Prometheus endpoint unprotected installs could expose sensitive data

Pierluigi Paganini October 18, 2021

Experts discovered several unprotected installs of open source event monitoring solution Prometheus that may expose sensitive data.

JFrog researchers have discovered multiple unprotected instances of open source event monitoring solution Prometheus that may leak sensitive data.

The solution scrapes real-time metrics from multiple endpoints, it is used by several major organizations such as Uber.

Prometheus’ retrieval job, also called the scraper, pulls data from target services, aggregates it, and passes it to the database.

JFrog researchers discovered numerous Prometheus endpoints exposed online that leak metric and label data, they were able to perform “a large-scale unauthenticated scraping of publicly available and non-secured” installs.

In January, the Transport Layer Security (TLS) and basic authentication support was introduced with the release of version 2.24.0,

Unfortunately, many Prometheus installs haven’t yet enabled these security features and JFrog researchers have focused their analysis on them. JFrog performed “a large-scale unauthenticated scraping of publicly available and non-secured Prometheus endpoints.

JFrog found nearly 27,000 unsecured installs using the Shodan search engine, and 43,000 hosts using ZoomEye.

“Using search engines like Shodan or ZoomEye it’s extremely easy to find tens of thousands of Prometheus endpoints. The most effective single query we’ve seen in Shodan, was to look for Prometheus endpoints by the Web UI’s favicon Web UI favicon.” reads the post published by the experts. “This specific query (http.favicon.hash:-1399433489) returns almost 27K hosts in Shodan and 43K hosts in ZoomEye. By iterating automatically over these exposed endpoints, we’ve seen that 100% of the endpoints returned from this query had publicly-accessible data (meaning no authentication mechanisms were in place).”

Prometheus

Exposed data could be sensitive and could be used by threat actors to carry out further attacks against the organizations. Exposed data

Some of the exposed data login credentials in URL strings related to multiple services, infrastructure services, machine addresses and metadata labels, SSH public keys, environment variables for Kubelet, and more.

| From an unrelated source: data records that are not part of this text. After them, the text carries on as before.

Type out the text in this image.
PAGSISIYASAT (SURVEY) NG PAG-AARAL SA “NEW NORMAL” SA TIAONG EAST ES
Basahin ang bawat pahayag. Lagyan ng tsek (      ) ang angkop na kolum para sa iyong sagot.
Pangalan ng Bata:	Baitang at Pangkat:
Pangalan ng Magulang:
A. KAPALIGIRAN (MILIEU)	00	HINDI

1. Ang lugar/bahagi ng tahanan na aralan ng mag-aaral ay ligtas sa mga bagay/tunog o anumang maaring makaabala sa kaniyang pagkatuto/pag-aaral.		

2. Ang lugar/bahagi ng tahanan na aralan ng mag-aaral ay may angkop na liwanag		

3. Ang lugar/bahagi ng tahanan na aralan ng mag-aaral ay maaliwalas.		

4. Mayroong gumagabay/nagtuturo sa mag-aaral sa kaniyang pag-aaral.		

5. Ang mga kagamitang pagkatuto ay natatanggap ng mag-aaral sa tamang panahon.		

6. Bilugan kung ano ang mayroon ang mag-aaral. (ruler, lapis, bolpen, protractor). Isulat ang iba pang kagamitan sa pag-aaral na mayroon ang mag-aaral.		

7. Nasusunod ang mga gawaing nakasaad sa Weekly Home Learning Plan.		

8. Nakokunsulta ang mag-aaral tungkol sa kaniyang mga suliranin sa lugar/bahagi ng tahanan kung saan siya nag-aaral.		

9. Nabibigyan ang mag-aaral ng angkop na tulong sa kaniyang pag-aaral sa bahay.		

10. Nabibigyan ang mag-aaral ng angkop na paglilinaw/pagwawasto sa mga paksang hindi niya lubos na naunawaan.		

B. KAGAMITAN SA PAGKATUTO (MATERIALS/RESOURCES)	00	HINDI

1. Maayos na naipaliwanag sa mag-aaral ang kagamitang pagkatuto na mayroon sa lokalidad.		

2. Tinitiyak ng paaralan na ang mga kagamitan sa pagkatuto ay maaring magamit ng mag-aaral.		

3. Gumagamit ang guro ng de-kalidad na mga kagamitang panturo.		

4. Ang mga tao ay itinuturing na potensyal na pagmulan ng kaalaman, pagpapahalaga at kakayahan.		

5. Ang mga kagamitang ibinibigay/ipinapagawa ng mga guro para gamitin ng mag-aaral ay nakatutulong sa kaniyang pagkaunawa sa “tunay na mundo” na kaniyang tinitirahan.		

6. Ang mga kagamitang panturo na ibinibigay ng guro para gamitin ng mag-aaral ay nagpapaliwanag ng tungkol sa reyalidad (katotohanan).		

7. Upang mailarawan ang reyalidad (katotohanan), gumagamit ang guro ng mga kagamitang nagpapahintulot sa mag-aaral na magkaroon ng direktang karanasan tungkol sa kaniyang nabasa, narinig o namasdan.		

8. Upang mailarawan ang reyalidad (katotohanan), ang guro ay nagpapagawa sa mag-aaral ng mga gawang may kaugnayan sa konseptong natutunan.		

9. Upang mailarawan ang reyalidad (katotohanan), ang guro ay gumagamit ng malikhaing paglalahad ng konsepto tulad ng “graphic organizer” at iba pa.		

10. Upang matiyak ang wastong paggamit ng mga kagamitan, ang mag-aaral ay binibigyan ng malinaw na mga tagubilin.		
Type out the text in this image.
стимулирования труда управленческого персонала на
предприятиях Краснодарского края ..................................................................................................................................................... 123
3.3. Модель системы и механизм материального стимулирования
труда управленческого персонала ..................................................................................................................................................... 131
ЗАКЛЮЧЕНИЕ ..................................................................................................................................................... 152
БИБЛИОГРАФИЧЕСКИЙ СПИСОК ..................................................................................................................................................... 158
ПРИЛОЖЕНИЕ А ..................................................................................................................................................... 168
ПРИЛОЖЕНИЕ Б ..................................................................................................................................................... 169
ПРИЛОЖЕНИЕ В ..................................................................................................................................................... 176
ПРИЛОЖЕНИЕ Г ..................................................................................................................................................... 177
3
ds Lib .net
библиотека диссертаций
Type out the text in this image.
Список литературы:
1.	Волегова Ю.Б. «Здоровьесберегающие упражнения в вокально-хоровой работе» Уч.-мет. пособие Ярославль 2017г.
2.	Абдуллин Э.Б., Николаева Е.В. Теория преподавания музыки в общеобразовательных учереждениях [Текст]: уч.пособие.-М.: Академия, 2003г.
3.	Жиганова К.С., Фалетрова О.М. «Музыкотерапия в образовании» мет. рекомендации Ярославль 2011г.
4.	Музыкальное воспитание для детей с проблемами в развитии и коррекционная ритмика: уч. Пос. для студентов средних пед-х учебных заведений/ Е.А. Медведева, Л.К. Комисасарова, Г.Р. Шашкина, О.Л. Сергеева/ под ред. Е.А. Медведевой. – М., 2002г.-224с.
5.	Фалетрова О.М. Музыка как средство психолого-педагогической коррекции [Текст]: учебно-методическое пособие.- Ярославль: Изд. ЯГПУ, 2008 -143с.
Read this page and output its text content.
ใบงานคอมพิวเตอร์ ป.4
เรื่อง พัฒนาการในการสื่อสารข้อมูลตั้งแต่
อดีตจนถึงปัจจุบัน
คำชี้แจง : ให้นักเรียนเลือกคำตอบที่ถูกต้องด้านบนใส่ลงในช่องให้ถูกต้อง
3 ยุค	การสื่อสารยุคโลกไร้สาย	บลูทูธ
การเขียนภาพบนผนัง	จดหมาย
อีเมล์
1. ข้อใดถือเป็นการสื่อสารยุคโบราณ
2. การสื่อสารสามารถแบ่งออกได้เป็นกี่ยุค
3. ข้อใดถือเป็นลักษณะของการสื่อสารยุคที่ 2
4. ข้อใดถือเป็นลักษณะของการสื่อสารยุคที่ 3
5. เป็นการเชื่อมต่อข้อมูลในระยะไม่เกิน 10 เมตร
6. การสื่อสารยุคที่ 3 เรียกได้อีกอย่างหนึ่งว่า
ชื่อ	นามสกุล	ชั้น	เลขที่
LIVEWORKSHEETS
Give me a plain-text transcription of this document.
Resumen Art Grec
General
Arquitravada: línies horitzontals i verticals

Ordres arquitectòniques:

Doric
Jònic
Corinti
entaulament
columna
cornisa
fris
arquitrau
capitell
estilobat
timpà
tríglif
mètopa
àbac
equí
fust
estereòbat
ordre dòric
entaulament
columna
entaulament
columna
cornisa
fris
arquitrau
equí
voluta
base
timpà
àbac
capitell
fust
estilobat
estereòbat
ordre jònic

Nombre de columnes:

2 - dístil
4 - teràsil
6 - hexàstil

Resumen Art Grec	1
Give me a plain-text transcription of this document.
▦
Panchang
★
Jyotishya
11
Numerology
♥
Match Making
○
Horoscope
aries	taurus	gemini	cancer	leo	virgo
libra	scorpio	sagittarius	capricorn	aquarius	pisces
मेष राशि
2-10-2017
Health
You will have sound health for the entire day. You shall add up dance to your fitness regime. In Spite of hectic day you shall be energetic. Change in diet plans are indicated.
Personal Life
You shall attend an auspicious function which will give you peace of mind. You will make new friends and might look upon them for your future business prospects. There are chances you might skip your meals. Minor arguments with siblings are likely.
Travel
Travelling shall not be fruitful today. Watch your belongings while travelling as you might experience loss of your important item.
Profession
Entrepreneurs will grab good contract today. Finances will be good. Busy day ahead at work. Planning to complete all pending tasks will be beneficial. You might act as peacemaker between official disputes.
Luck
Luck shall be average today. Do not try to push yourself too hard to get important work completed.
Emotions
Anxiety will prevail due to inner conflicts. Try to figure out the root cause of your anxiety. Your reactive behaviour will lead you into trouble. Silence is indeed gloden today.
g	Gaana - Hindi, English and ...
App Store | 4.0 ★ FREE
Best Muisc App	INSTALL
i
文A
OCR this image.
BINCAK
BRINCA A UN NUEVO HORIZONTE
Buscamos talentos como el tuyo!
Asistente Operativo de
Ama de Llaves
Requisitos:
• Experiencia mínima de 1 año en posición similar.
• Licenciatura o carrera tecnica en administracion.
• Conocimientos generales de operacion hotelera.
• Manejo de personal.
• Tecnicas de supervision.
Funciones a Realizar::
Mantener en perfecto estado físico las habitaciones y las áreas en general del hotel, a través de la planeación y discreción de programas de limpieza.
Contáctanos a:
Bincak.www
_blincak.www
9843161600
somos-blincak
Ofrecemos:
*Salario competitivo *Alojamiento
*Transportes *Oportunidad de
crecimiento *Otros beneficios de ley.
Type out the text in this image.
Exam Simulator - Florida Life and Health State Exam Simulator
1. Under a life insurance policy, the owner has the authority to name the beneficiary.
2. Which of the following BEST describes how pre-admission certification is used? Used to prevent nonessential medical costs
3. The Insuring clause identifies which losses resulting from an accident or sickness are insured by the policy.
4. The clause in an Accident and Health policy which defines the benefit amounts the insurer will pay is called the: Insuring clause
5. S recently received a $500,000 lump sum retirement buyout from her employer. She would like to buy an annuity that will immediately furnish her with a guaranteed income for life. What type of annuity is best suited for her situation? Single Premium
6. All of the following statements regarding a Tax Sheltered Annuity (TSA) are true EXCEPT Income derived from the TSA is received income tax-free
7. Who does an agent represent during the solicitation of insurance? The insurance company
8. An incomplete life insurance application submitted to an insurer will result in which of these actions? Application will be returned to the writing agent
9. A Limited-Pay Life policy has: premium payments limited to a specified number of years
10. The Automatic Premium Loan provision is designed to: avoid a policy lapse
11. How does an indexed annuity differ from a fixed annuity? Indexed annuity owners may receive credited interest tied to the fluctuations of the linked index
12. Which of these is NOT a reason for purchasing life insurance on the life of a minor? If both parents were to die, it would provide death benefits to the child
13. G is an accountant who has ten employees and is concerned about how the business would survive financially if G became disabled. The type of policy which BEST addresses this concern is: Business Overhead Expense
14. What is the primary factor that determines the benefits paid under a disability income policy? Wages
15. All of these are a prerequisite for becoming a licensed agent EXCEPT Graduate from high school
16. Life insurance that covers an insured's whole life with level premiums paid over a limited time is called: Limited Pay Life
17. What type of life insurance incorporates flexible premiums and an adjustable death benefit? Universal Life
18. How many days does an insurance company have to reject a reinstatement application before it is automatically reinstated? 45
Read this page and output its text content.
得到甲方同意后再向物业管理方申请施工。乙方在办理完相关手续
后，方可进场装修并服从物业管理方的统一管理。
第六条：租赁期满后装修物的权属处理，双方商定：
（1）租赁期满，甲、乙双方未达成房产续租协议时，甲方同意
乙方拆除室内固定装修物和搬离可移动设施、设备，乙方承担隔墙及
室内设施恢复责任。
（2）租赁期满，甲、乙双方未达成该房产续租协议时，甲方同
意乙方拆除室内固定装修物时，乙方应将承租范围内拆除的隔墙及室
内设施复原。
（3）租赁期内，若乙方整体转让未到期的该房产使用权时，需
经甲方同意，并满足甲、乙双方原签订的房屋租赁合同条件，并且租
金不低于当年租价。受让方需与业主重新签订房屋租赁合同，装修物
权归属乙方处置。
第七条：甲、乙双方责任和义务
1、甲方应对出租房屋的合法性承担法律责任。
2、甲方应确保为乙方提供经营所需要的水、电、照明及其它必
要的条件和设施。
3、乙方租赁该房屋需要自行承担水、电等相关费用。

JFrog experts also warned of further security risks,associated with an optional management API that can be enabled via command line flags and that can be abused to delete all the saved metrics and to shut down the monitoring server.

“In our unauthenticated scraping effort, we discovered that ~15% of the exposed Prometheus endpoints had enabled API management, and ~4% had enabled database management. This means that right off the bat, an unauthenticated attacker can trivially shutdown and/or delete the metrics of these Prometheus endpoints. While our investigation clearly indicates this capability, to avoid harm or damage to users of those endpoints, we did not make any attempt to cause such a shutdown or a deletion as part of this research.” continues the post.

Before JFrog published the report I was alerted about the exposed install by the security researchers Anis Haboubi.

Mimecast révèle le vol du code source des produits Mimecast Sync and Recover, Continuity Monitor et IEP dans le piratage de #SolarWinds et l'utilisation de certificat pour cibler leur clients ; En image liste non exhaustive de leur client; #cyberpandemiehttps://t.co/dzg3QjbRWc pic.twitter.com/WtW5ZOEp5g

— Anis Haboubi |₿| (@HaboubiAnis) October 19, 2021

Researchers recommend using authentication and encryption mechanisms when deploying Prometheus to prevent the leak of sensitive information.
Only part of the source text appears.